There was awful silence. Cynthia stared, unable to utter a word. She may have doubted the fairness of her mother's version, but the grim picture painted there in the darkness by a woman in seeming readiness to take her own life on account of it fairly chilled her young life's blood. Suddenly a sound broke the outside stillness. There was no mistaking it. It rang out as shrilly on the girl's quaking consciousness as the shriek of a locomotive dashing through a mountain gorge.
“There he is now,” said Mrs. Porter. “Pick up your valise and hurry, hurry to him; but before you go hand me that gun. Before you and he get in that buggy you'll hear my death-knell, and you may know, too, that you fired the shot into the withered breast that nursed you. Go! I'm not keeping you!”
Cynthia swayed visibly in the darkness, and then she sank to her knees and put her head in her mother's lap.
“I won't go,” she groaned, softly. “Mother, I'll do anything you say—anything!”

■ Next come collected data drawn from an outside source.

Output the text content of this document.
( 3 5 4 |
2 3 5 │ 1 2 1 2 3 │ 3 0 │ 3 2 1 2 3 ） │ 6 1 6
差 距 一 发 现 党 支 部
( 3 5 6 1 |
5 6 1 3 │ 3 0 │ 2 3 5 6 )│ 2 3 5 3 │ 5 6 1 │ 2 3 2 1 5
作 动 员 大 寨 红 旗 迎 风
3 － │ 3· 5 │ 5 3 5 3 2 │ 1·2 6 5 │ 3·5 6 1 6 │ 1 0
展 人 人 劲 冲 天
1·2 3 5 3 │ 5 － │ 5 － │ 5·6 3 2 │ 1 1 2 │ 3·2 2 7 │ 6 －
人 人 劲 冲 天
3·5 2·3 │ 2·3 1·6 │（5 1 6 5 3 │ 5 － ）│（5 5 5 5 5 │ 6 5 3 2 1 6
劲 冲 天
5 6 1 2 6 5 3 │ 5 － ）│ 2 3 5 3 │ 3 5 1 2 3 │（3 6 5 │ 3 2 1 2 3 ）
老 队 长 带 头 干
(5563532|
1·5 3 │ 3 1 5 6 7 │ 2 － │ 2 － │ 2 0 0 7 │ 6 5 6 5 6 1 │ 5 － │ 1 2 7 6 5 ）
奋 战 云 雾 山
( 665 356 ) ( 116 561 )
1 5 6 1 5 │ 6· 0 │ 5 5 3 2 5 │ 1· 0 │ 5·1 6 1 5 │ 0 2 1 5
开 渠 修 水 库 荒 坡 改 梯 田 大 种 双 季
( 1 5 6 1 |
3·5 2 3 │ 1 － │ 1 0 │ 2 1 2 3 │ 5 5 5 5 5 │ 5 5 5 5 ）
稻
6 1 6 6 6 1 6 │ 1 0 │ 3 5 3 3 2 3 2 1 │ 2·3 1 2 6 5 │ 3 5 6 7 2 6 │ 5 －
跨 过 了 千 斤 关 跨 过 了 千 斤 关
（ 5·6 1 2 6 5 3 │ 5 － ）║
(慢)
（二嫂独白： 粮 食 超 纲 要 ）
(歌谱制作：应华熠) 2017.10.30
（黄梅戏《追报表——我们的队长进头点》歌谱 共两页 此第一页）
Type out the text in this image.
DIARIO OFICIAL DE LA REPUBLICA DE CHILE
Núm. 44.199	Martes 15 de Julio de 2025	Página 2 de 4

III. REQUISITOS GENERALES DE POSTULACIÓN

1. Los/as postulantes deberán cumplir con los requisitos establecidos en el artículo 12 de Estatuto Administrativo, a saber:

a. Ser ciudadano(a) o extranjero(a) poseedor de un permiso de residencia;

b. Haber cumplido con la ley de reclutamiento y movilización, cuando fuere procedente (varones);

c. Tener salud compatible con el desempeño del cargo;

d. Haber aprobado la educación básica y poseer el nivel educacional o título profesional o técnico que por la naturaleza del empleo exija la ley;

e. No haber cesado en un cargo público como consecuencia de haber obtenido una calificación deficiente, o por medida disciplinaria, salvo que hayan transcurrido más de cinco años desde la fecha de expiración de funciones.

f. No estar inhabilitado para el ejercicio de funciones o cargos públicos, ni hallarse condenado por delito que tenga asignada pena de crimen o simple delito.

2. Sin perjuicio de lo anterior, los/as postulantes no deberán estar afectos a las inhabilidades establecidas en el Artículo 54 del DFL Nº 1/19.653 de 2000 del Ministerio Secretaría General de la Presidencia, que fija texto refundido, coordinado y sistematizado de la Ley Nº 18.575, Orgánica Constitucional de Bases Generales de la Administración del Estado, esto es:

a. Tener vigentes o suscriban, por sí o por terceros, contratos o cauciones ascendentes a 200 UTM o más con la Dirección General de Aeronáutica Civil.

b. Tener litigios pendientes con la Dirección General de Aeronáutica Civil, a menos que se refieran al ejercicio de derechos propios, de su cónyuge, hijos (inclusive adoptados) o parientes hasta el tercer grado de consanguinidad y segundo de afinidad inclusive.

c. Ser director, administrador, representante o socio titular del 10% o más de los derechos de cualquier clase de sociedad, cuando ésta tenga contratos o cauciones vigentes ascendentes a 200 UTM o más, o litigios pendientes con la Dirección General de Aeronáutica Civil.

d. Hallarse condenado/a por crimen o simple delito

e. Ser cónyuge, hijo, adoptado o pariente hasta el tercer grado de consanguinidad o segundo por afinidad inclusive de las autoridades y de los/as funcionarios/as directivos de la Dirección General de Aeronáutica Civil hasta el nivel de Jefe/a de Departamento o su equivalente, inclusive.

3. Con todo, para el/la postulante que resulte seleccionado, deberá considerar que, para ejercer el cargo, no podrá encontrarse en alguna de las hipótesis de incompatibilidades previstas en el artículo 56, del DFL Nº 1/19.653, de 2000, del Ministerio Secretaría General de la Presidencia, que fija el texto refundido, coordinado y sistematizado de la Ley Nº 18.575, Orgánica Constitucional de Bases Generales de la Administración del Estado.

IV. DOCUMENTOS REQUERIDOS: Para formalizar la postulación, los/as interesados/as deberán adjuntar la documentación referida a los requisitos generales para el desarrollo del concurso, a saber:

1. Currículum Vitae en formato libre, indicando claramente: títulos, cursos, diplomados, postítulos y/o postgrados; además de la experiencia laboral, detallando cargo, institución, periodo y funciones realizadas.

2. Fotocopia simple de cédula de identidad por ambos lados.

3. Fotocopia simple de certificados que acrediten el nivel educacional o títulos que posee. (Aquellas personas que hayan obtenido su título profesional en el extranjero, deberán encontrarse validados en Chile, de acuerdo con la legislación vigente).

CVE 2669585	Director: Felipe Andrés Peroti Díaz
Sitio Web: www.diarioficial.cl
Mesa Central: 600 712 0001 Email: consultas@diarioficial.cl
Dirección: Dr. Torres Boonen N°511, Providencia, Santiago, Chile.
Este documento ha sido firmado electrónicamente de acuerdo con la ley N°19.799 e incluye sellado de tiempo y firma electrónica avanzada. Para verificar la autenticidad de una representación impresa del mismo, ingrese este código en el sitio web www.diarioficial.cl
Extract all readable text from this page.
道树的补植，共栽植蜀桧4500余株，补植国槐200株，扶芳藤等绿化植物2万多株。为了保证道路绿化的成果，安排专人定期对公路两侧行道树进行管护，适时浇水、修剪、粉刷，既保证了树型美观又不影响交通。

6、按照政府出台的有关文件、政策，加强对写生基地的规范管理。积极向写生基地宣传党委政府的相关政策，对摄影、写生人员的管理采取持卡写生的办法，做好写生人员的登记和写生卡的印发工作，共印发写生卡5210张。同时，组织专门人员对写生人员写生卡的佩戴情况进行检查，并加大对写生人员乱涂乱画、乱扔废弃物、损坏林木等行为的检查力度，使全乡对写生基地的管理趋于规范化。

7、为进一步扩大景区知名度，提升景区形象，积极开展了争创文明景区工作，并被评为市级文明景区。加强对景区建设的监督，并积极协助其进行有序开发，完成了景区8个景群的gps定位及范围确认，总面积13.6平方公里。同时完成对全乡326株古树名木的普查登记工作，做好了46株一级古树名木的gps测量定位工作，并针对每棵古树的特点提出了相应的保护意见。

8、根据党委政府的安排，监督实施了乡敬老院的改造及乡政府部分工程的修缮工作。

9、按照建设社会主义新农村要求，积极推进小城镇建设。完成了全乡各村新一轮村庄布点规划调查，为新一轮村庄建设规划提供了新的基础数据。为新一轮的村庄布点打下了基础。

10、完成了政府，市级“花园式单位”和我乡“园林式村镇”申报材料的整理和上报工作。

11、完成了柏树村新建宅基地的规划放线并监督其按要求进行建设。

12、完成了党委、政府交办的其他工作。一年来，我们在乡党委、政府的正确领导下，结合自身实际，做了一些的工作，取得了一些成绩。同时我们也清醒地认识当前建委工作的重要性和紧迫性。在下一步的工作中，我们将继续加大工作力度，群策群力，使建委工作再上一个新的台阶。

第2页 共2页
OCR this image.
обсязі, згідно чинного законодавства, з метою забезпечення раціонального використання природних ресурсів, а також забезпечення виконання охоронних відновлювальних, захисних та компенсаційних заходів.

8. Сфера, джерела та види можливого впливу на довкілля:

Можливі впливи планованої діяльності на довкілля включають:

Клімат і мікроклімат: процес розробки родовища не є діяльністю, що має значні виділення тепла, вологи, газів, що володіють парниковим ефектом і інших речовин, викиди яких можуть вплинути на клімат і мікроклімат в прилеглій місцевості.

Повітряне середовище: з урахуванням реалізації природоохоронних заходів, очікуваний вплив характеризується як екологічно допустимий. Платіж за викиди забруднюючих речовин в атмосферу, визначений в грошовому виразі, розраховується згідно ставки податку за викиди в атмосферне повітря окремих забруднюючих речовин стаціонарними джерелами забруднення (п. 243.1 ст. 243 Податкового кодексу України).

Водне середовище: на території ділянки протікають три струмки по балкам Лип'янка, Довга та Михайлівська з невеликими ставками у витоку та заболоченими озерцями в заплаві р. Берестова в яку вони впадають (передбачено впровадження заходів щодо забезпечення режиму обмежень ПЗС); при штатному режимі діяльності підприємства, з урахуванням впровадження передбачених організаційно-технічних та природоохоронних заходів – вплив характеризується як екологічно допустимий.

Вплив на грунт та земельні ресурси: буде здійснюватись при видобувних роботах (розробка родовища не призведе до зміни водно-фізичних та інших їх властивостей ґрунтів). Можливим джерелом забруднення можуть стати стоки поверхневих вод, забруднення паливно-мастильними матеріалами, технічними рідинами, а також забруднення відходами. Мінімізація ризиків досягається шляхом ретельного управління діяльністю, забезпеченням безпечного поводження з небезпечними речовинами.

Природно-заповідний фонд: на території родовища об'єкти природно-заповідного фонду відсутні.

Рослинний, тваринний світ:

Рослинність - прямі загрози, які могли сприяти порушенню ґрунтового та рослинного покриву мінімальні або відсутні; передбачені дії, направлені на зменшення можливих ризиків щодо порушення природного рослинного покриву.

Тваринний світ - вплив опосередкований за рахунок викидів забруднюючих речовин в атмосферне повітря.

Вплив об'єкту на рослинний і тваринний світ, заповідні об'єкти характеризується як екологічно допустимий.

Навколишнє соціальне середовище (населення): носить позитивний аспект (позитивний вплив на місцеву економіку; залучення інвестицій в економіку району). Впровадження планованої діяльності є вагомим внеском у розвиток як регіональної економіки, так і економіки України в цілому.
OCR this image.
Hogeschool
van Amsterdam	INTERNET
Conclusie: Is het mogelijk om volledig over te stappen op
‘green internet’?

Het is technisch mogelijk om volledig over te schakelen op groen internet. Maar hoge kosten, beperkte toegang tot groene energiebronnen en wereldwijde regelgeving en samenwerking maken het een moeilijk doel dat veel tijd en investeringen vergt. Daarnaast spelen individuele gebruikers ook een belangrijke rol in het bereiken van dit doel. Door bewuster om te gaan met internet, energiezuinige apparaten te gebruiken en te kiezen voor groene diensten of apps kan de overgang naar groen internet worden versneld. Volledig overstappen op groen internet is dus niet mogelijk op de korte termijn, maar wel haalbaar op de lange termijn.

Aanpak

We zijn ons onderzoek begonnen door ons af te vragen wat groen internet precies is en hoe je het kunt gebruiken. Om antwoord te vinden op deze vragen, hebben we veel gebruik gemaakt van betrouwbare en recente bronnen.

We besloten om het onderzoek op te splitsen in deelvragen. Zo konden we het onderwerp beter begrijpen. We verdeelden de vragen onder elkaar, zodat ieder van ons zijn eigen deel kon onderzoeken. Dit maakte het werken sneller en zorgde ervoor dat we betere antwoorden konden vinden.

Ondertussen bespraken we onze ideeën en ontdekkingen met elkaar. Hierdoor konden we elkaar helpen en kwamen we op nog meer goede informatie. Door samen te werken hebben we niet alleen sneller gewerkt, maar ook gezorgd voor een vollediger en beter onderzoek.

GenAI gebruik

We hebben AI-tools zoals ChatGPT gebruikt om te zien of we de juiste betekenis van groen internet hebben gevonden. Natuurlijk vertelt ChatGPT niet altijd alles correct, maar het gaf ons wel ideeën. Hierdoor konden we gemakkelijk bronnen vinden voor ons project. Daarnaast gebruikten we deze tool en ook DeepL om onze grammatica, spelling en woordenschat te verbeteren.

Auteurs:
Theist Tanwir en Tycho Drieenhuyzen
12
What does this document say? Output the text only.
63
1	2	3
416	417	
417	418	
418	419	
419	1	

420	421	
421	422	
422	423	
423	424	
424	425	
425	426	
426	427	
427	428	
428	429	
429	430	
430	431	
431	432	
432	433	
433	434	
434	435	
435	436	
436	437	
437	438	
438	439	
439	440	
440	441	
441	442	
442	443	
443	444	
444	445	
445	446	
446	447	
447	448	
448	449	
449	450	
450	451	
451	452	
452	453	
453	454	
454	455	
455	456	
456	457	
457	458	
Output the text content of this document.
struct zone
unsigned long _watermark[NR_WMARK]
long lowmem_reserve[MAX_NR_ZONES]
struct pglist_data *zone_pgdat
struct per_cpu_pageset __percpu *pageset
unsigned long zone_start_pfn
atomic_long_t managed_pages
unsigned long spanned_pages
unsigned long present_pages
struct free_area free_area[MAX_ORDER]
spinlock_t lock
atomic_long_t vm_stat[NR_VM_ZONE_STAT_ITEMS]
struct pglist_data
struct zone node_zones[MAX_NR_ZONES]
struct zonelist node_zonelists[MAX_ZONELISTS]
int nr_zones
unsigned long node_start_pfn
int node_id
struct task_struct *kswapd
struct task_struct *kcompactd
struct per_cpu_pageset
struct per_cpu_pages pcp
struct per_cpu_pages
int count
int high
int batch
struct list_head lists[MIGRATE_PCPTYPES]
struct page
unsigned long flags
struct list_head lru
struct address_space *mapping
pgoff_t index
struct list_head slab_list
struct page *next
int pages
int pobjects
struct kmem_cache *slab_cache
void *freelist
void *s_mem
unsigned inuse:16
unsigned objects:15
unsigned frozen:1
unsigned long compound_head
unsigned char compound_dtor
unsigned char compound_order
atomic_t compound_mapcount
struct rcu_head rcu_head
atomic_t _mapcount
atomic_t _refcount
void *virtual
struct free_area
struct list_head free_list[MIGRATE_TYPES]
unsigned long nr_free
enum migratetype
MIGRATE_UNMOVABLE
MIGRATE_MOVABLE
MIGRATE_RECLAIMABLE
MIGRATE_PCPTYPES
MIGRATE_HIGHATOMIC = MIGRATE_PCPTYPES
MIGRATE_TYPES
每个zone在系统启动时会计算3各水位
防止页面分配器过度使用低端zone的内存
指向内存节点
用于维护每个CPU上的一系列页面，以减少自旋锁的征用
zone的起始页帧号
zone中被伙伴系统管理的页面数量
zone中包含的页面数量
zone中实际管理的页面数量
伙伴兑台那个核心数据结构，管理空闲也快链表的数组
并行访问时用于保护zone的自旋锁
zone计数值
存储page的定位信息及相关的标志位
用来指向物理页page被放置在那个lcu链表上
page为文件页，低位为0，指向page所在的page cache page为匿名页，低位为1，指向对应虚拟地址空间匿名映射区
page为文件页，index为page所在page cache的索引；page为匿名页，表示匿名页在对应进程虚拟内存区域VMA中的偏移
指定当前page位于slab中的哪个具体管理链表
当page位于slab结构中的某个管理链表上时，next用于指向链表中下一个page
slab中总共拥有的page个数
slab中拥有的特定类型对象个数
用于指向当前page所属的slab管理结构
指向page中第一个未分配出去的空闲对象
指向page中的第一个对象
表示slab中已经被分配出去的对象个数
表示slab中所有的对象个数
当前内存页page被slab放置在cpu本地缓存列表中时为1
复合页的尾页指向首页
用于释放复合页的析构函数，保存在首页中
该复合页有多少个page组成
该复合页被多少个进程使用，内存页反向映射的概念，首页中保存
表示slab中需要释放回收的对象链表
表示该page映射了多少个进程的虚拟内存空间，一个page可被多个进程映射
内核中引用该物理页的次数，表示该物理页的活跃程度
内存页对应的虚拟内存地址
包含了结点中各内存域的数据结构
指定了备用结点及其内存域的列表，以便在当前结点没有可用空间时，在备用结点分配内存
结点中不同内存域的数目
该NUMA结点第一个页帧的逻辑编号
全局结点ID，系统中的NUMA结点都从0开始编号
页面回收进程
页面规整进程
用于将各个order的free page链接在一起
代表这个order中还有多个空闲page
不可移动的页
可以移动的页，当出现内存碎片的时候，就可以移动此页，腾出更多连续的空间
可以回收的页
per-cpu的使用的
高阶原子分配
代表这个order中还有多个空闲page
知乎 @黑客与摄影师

“Now you are joking, I know,” Mrs. Porter said, harshly.
“No, I mean it—God knows I mean it, mother! Only give me a chance to prove that I mean it. I'll never see him again, if that will suit you—never on earth! I'll stay and nurse you and make you well.”
“If I thought you meant that, Cynthia—Lord, Lord, what a load it would take off of me! Don't—don't say that unless you mean it; the—the joy of saving you would almost kill me.”
“Oh, mother, God knows I mean it!”
“Then”—Mrs. Porter seemed to squeeze her words from her frail body as she stiffly rose to her feet—“then you must let me go, myself, out there and send him off.”
Cynthia, still on her knees, glanced up, her startled eyes wide open.